Wednesday, November 08, 2006

Sciencey Thoughts

It has occured to me that the answer to my previous writer's question would depend on how hot it gets in a burning house. Tim seems to be estimating far higher than I would (read comments in Another Writer's Question for details). But my only basis for how hot a house gets when it's on fire is the book Fahrenheit 451 where the firemen had to make sure the house reached that temperature for the books to incinerate.

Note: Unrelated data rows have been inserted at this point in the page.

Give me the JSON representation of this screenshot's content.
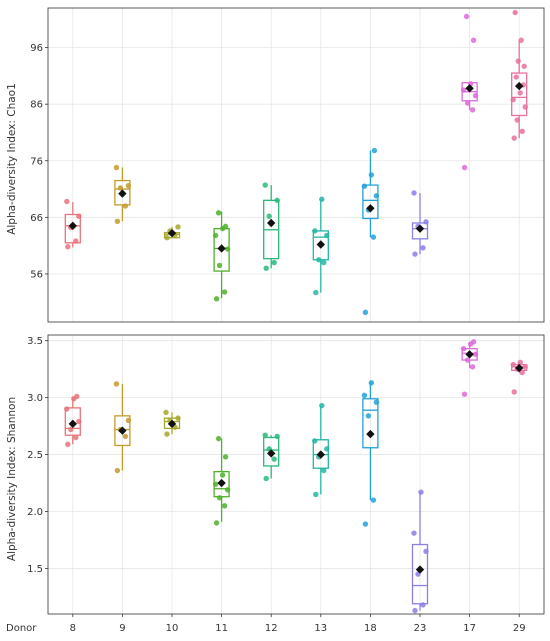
{
  "x_axis": {
    "label": "Donor",
    "categories": [
      "8",
      "9",
      "10",
      "11",
      "12",
      "13",
      "18",
      "23",
      "17",
      "29"
    ]
  },
  "colors": [
    "#e8737a",
    "#c49a2c",
    "#a6a82c",
    "#4fb02a",
    "#28b87a",
    "#22b6a4",
    "#1fa3d8",
    "#8a80e8",
    "#dc6ad8",
    "#e8709c"
  ],
  "chart_data": [
    {
      "type": "box",
      "ylabel": "Alpha-diversity Index: Chao1",
      "yticks": [
        "56",
        "66",
        "76",
        "86",
        "96"
      ],
      "ylim": [
        47.5,
        103
      ],
      "categories": [
        "8",
        "9",
        "10",
        "11",
        "12",
        "13",
        "18",
        "23",
        "17",
        "29"
      ],
      "boxes": [
        {
          "q1": 61.5,
          "median": 64.5,
          "q3": 66.5,
          "whisker_low": 60.7,
          "whisker_high": 68.7,
          "mean": 64.5,
          "points": [
            60.8,
            61.8,
            64.2,
            66.2,
            68.8
          ]
        },
        {
          "q1": 68.2,
          "median": 71.0,
          "q3": 72.5,
          "whisker_low": 65.3,
          "whisker_high": 74.8,
          "mean": 70.2,
          "points": [
            65.3,
            68.0,
            71.2,
            71.6,
            74.8
          ]
        },
        {
          "q1": 62.4,
          "median": 63.0,
          "q3": 63.3,
          "whisker_low": 62.4,
          "whisker_high": 64.3,
          "mean": 63.2,
          "points": [
            62.4,
            62.9,
            63.6,
            64.3
          ]
        },
        {
          "q1": 56.5,
          "median": 60.5,
          "q3": 64.0,
          "whisker_low": 51.7,
          "whisker_high": 67.0,
          "mean": 60.5,
          "points": [
            51.6,
            52.8,
            57.5,
            60.4,
            62.8,
            64.0,
            64.4,
            66.8
          ]
        },
        {
          "q1": 58.7,
          "median": 63.8,
          "q3": 69.0,
          "whisker_low": 57.0,
          "whisker_high": 71.7,
          "mean": 65.0,
          "points": [
            57.0,
            58.0,
            66.2,
            69.0,
            71.7
          ]
        },
        {
          "q1": 58.5,
          "median": 62.5,
          "q3": 63.6,
          "whisker_low": 52.7,
          "whisker_high": 69.2,
          "mean": 61.2,
          "points": [
            52.7,
            58.0,
            58.5,
            62.8,
            63.6,
            69.2
          ]
        },
        {
          "q1": 65.8,
          "median": 69.0,
          "q3": 71.7,
          "whisker_low": 62.5,
          "whisker_high": 77.8,
          "mean": 67.6,
          "points": [
            49.2,
            62.5,
            67.3,
            69.8,
            71.5,
            73.5,
            77.8
          ]
        },
        {
          "q1": 62.2,
          "median": 64.0,
          "q3": 65.0,
          "whisker_low": 59.5,
          "whisker_high": 70.3,
          "mean": 64.0,
          "points": [
            59.5,
            60.6,
            64.4,
            65.2,
            70.3
          ]
        },
        {
          "q1": 86.6,
          "median": 88.2,
          "q3": 89.8,
          "whisker_low": 85.0,
          "whisker_high": 89.9,
          "mean": 88.8,
          "points": [
            74.8,
            85.0,
            86.2,
            87.5,
            88.5,
            89.6,
            97.3,
            101.5
          ]
        },
        {
          "q1": 84.0,
          "median": 87.2,
          "q3": 91.5,
          "whisker_low": 80.0,
          "whisker_high": 97.3,
          "mean": 89.2,
          "points": [
            80.0,
            81.2,
            83.2,
            85.5,
            86.8,
            88.0,
            89.4,
            90.8,
            92.7,
            93.6,
            97.3,
            102.2
          ]
        }
      ]
    },
    {
      "type": "box",
      "ylabel": "Alpha-diversity Index: Shannon",
      "yticks": [
        "1.5",
        "2.0",
        "2.5",
        "3.0",
        "3.5"
      ],
      "ylim": [
        1.1,
        3.55
      ],
      "categories": [
        "8",
        "9",
        "10",
        "11",
        "12",
        "13",
        "18",
        "23",
        "17",
        "29"
      ],
      "boxes": [
        {
          "q1": 2.67,
          "median": 2.73,
          "q3": 2.91,
          "whisker_low": 2.59,
          "whisker_high": 3.01,
          "mean": 2.77,
          "points": [
            2.59,
            2.65,
            2.72,
            2.79,
            2.9,
            2.99,
            3.01
          ]
        },
        {
          "q1": 2.58,
          "median": 2.72,
          "q3": 2.84,
          "whisker_low": 2.36,
          "whisker_high": 3.12,
          "mean": 2.71,
          "points": [
            2.36,
            2.66,
            2.72,
            2.8,
            3.12
          ]
        },
        {
          "q1": 2.73,
          "median": 2.79,
          "q3": 2.82,
          "whisker_low": 2.68,
          "whisker_high": 2.87,
          "mean": 2.77,
          "points": [
            2.68,
            2.74,
            2.8,
            2.82,
            2.87
          ]
        },
        {
          "q1": 2.13,
          "median": 2.2,
          "q3": 2.35,
          "whisker_low": 1.91,
          "whisker_high": 2.64,
          "mean": 2.25,
          "points": [
            1.9,
            2.05,
            2.12,
            2.19,
            2.24,
            2.32,
            2.48,
            2.64
          ]
        },
        {
          "q1": 2.4,
          "median": 2.54,
          "q3": 2.65,
          "whisker_low": 2.29,
          "whisker_high": 2.67,
          "mean": 2.51,
          "points": [
            2.29,
            2.46,
            2.55,
            2.66,
            2.67
          ]
        },
        {
          "q1": 2.38,
          "median": 2.5,
          "q3": 2.63,
          "whisker_low": 2.15,
          "whisker_high": 2.93,
          "mean": 2.5,
          "points": [
            2.15,
            2.36,
            2.48,
            2.55,
            2.62,
            2.93
          ]
        },
        {
          "q1": 2.56,
          "median": 2.89,
          "q3": 2.99,
          "whisker_low": 2.1,
          "whisker_high": 3.13,
          "mean": 2.68,
          "points": [
            1.89,
            2.1,
            2.84,
            2.96,
            3.02,
            3.13
          ]
        },
        {
          "q1": 1.19,
          "median": 1.35,
          "q3": 1.71,
          "whisker_low": 1.13,
          "whisker_high": 2.17,
          "mean": 1.49,
          "points": [
            1.13,
            1.18,
            1.45,
            1.65,
            1.81,
            2.17
          ]
        },
        {
          "q1": 3.33,
          "median": 3.39,
          "q3": 3.43,
          "whisker_low": 3.26,
          "whisker_high": 3.49,
          "mean": 3.38,
          "points": [
            3.03,
            3.27,
            3.33,
            3.38,
            3.43,
            3.47,
            3.49
          ]
        },
        {
          "q1": 3.24,
          "median": 3.27,
          "q3": 3.29,
          "whisker_low": 3.22,
          "whisker_high": 3.31,
          "mean": 3.26,
          "points": [
            3.05,
            3.22,
            3.25,
            3.27,
            3.29,
            3.31
          ]
        }
      ]
    }
  ]
}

So, anyone know the average temperature of a burning house?

1 comment:

Anonymous said...

I would try not to under estimate the heat. A burning house has a couple properties:

*It is full of things that burn very well.
*It is probably built of wood, which burns very well. And there is a lot of it.
*The air is probably in an enclosed space--the walls keep the air from cycling. This is what makes kilns and ovens so hot.
*It can burn for a very long time.

I have definitely spent time melting silver with an acetlyn torch. It was a tiny little bit of flame at that by itself could the needed 1800 degreesish farenheit. A house may not burn as hotly, but there is way way more flames.

Heck, I just cooked garlic bread at 450 degrees. A match can set fire on paper easily--that's 451. Imagine a million matches.

And remember that there's not some upper limit to heat--10,000,000 icecubes can't make it any colder than 0 degrees if the cubes are 0 degrees. A million matches at 1000 degrees can make it a lot hotter than 1000 degrees.